“Trust in Government: A Bad Strategy for the Chemical Industry,” by Angela Logomasini, Ph.D.
There is a reason why people laugh when you say: “Trust me, I come from the government.” Governments are not particularly trustworthy because bureaucracies are not particularly efficient, and when they are efficient, there’s sometimes more reason to fear than trust.
Yet for the past several years, the chemical industry has been trusting the idea that giving more power to feds will save them from a growing patchwork of nonsensical state regulations. Pardon me for being skeptical.
To that end, the chemical industry is pushing legislation (S. 697 and H.R. 2576) to reform the federal Toxic Substances Control Act (TSCA), versions of which have passed both houses of Congress and are now subject to conference committee negotiations. Their best possible result would be a federal law that preempted state regulations for chemicals already regulated by the U.S. Environmental Protection Agency.
In exchange for preemption, industry was willing to support TSCA reforms that would give the EPA more power to both collect data from chemical companies and to issue regulations based on that data. These reforms would also eliminate the current TSCA requirement that calls on EPA to impose only the “least burdensome” approaches when it does regulate, a provision that has prevented EPA from passing wrongheaded and scientifically unsound policies in the past.

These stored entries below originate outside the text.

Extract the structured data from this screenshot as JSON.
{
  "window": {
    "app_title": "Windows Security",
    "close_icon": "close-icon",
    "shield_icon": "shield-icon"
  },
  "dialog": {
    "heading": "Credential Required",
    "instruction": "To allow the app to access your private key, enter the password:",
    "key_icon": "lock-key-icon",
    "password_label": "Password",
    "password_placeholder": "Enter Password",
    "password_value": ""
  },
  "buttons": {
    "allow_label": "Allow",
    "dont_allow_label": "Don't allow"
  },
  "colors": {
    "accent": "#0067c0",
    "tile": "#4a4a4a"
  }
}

As the bill moved through both the U.S. House of Representatives and the Senate, such preemption provisions have been watered down. And now as House and Senate negotiators hash out the details in conference, the issue remains contentious, and it’s possible that the final few teeth related to preemption provisions may well be pulled.
But rather than admit defeat, change course, or remove support, industry would rather rationalize a bad position. Now some industry representatives appear to be hanging hope on the idea that giving EPA more power, will increase confidence in government and cause state regulators to back off. For example, as Kelly Franklin reports in Chemical Week, Michael Heltzer, a representative of BASF, explained at a recent chemical industry conference:
The last thing, I think, they [state regulators] want to be doing is devoting dollars to state chemical regulation programmes if they don’t have to do it, and, hopefully, under a modernised TSCA they will feel less pressure to do that … They want to have a modern TSCA; they want to have that greater safety net; they want to make sure that the federal system is more deadline-driven, systematic, more efficient.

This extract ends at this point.